Impuls für Sonntag, den 24. Mai 2020 (Exaudi)
Liebe Leserinnen und Leser, liebe Gemeindeglieder,
liebe Schwestern und Brüder im Glauben,
dem ein oder anderen habe ich die folgende kleine Begebenheit, die ich vor ein paar Jahren miterlebt habe, schon einmal berichtet:
Die Schlangen an den Kassen des schwedischen Möbelhauses sind lang. Jede Kasse ist mit einem Mitarbeiter besetzt und doch stehen Menschen mit ihren Einkaufswagen aufgereiht meterlang hintereinander. Auch ich stehe etwas genervt in der Warteschlange, als ich vor mir eine Frau und ihre kleine Tochter entdecke. Die Mutter, ebenso genervt wie ich, schaut sich immer wieder um. So als ob sie Ausschau auf eine schnellere Kasse hielte. Das kleine Mädchen sitzt auf dem Einkaufwagen, dessen Platte vollgestapelt mit Kartons ist. Das Mädchen lässt die Beine baumeln. Man sieht ihr an, dass sie die Anspannung der Mutter spürt. Auch sie schaut abwechselnd auf die vielen langen Beine vor ihr und auf ihre baumelden Beine. Doch dann schaut sie auf einmal nach oben und fragt: „Mama, duhu?“ „Ja, Lisa, was ist denn?“, dreht sich ihre Mutter zu ihr um. „Du, wie viel kostet das?“ Lisa zeigt auf einen der Kartons. „Das Regal kostet knapp 100 Euro.“ „Ist das viel?“, fragt Lisa. „Ja, das ist schon ganz schön viel Geld.“ „Mh.“ In Lisas Kopf scheint es zu arbeiten. „Mama, und wie viel kostet das?“ Sie zeigt auf ein anderes, kleineres Paket. „Das kostet nicht ganz so viel. Ist ja auch kleiner.“, sagt die Mutter. Wieder arbeitet es in Lisa. Dann beginnt sie in der großen, gelben Plastiktüte zu kramen. Sie zieht eine Stoffeule raus. „Und wie viel kostet meine neue Eule?“ „Die ist gar nicht teuer, deswegen habe ich dir ja erlaubt, sie einzupacken, obwohl sie nicht auf der Liste steht“, gibt die Mutter zu bedenken. „Du, Mama“, Lisa druckst herum. „Sind die großen Sachen immer viel teurer?“ „Na du stellst ja Fragen, mhh, meistens sind große Dinge teurer, ja. Aber nicht immer. Auch ganz kleine Dinge können kostbar und richtig teuer sein.“ Da strahlt Lisa auf einmal über beide Ohren. „Mama, wie teuer bin ich?“
Ich erinnere mich, wie ich auf einmal ganz gefesselt von der Situation war. Um mich herum wurde es gefühlt ganz leise und wie auf einer Theaterbühne spielten Mutter und Tochter ein kleines Stück auf. Ein Stück aus dem Leben. Ein Stück, das so alltäglich und zugleich so besonders war. Um die beiden herum brummte das Leben weiter, doch die beiden, wie in einer Blase eingehüllt beschäftigten sich mit einer wichtigen Frage.

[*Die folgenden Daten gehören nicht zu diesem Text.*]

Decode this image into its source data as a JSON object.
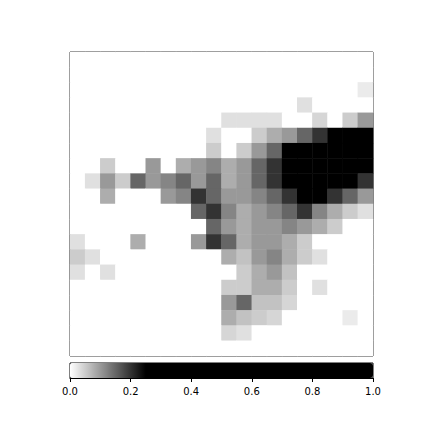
{
  "chart_data": {
    "type": "heatmap",
    "tick_labels": false,
    "cells": [
      [
        0,
        0,
        0,
        0,
        0,
        0,
        0,
        0,
        0,
        0,
        0,
        0,
        0,
        0,
        0,
        0,
        0,
        0,
        0,
        0
      ],
      [
        0,
        0,
        0,
        0,
        0,
        0,
        0,
        0,
        0,
        0,
        0,
        0,
        0,
        0,
        0,
        0,
        0,
        0,
        0,
        0
      ],
      [
        0,
        0,
        0,
        0,
        0,
        0,
        0,
        0,
        0,
        0,
        0,
        0,
        0,
        0,
        0,
        0,
        0,
        0,
        0,
        0.02
      ],
      [
        0,
        0,
        0,
        0,
        0,
        0,
        0,
        0,
        0,
        0,
        0,
        0,
        0,
        0,
        0,
        0.03,
        0,
        0,
        0,
        0
      ],
      [
        0,
        0,
        0,
        0,
        0,
        0,
        0,
        0,
        0,
        0,
        0.03,
        0.03,
        0.03,
        0.03,
        0,
        0,
        0.04,
        0,
        0.05,
        0.1
      ],
      [
        0,
        0,
        0,
        0,
        0,
        0,
        0,
        0,
        0,
        0.03,
        0,
        0,
        0.05,
        0.08,
        0.1,
        0.15,
        0.2,
        0.25,
        0.3,
        0.5
      ],
      [
        0,
        0,
        0,
        0,
        0,
        0,
        0,
        0,
        0,
        0.05,
        0,
        0.05,
        0.1,
        0.15,
        0.3,
        0.6,
        0.5,
        0.45,
        0.4,
        0.6
      ],
      [
        0,
        0,
        0.05,
        0,
        0,
        0.1,
        0,
        0.08,
        0.1,
        0.12,
        0.08,
        0.1,
        0.15,
        0.2,
        0.5,
        0.7,
        0.55,
        0.6,
        0.5,
        0.4
      ],
      [
        0,
        0.03,
        0.1,
        0.05,
        0.15,
        0.1,
        0.12,
        0.15,
        0.1,
        0.15,
        0.08,
        0.1,
        0.15,
        0.2,
        0.3,
        0.35,
        0.5,
        0.45,
        0.35,
        0.2
      ],
      [
        0,
        0,
        0.08,
        0,
        0,
        0,
        0.1,
        0.12,
        0.2,
        0.15,
        0.1,
        0.1,
        0.12,
        0.15,
        0.2,
        0.25,
        0.3,
        0.2,
        0.15,
        0.1
      ],
      [
        0,
        0,
        0,
        0,
        0,
        0,
        0,
        0,
        0.15,
        0.2,
        0.12,
        0.08,
        0.1,
        0.12,
        0.15,
        0.2,
        0.12,
        0.08,
        0.05,
        0.03
      ],
      [
        0,
        0,
        0,
        0,
        0,
        0,
        0,
        0,
        0,
        0.15,
        0.1,
        0.08,
        0.1,
        0.1,
        0.12,
        0.1,
        0.08,
        0.05,
        0,
        0
      ],
      [
        0.03,
        0,
        0,
        0,
        0.08,
        0,
        0,
        0,
        0.1,
        0.2,
        0.15,
        0.08,
        0.1,
        0.1,
        0.08,
        0.05,
        0,
        0,
        0,
        0
      ],
      [
        0.05,
        0.03,
        0,
        0,
        0,
        0,
        0,
        0,
        0,
        0,
        0.08,
        0.06,
        0.1,
        0.12,
        0.08,
        0.05,
        0.03,
        0,
        0,
        0
      ],
      [
        0.03,
        0,
        0.03,
        0,
        0,
        0,
        0,
        0,
        0,
        0,
        0,
        0.05,
        0.08,
        0.1,
        0.06,
        0,
        0,
        0,
        0,
        0
      ],
      [
        0,
        0,
        0,
        0,
        0,
        0,
        0,
        0,
        0,
        0,
        0.05,
        0.05,
        0.08,
        0.08,
        0.05,
        0,
        0.03,
        0,
        0,
        0
      ],
      [
        0,
        0,
        0,
        0,
        0,
        0,
        0,
        0,
        0,
        0,
        0.1,
        0.15,
        0.06,
        0.06,
        0.04,
        0,
        0,
        0,
        0,
        0
      ],
      [
        0,
        0,
        0,
        0,
        0,
        0,
        0,
        0,
        0,
        0,
        0.08,
        0.06,
        0.05,
        0.04,
        0,
        0,
        0,
        0,
        0.02,
        0
      ],
      [
        0,
        0,
        0,
        0,
        0,
        0,
        0,
        0,
        0,
        0,
        0.04,
        0.03,
        0,
        0,
        0,
        0,
        0,
        0,
        0,
        0
      ],
      [
        0,
        0,
        0,
        0,
        0,
        0,
        0,
        0,
        0,
        0,
        0,
        0,
        0,
        0,
        0,
        0,
        0,
        0,
        0,
        0
      ]
    ],
    "colorbar": {
      "range": [
        0,
        1
      ],
      "ticks": [
        {
          "value": 0,
          "label": "0.0"
        },
        {
          "value": 0.2,
          "label": "0.2"
        },
        {
          "value": 0.4,
          "label": "0.4"
        },
        {
          "value": 0.6,
          "label": "0.6"
        },
        {
          "value": 0.8,
          "label": "0.8"
        },
        {
          "value": 1,
          "label": "1.0"
        }
      ]
    }
  }
}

Wie teuer – anders gesagt – wie wertvoll bin ich?
Die Frage des Mädchens ließ mich staunen. Denn ich fand die Schlussfolgerungen, die sie in ihrem Kopf zog, so unglaublich logisch. Obwohl sie es nicht direkt aussprach, wusste man, was sie denkt. Ich konnte ihre Sorge spüren, dass in unserer Welt vielleicht nur die großen Dinge teuer und wertvoll sind. Wie klein sie dagegen doch war. Gut, so mancher Erwachsene kann nun sagen. So ein Kind hat die Welt ja auch noch nicht genau verstanden. Hat die ethischen Fragen, die dahinter stecken, noch nicht durch-reflektiert. Das mag stimmen. Und doch, ist diese Frage nicht ungemein berechtigt? Wie wertvoll bin ich. Wie wertvoll im Vergleich zu dem oder der neben mir? Steckt da nicht eigentlich die Frage dahinter: Was macht mich aus? Macht mich besonders? Und letztlich: Wie stark werde ich geliebt?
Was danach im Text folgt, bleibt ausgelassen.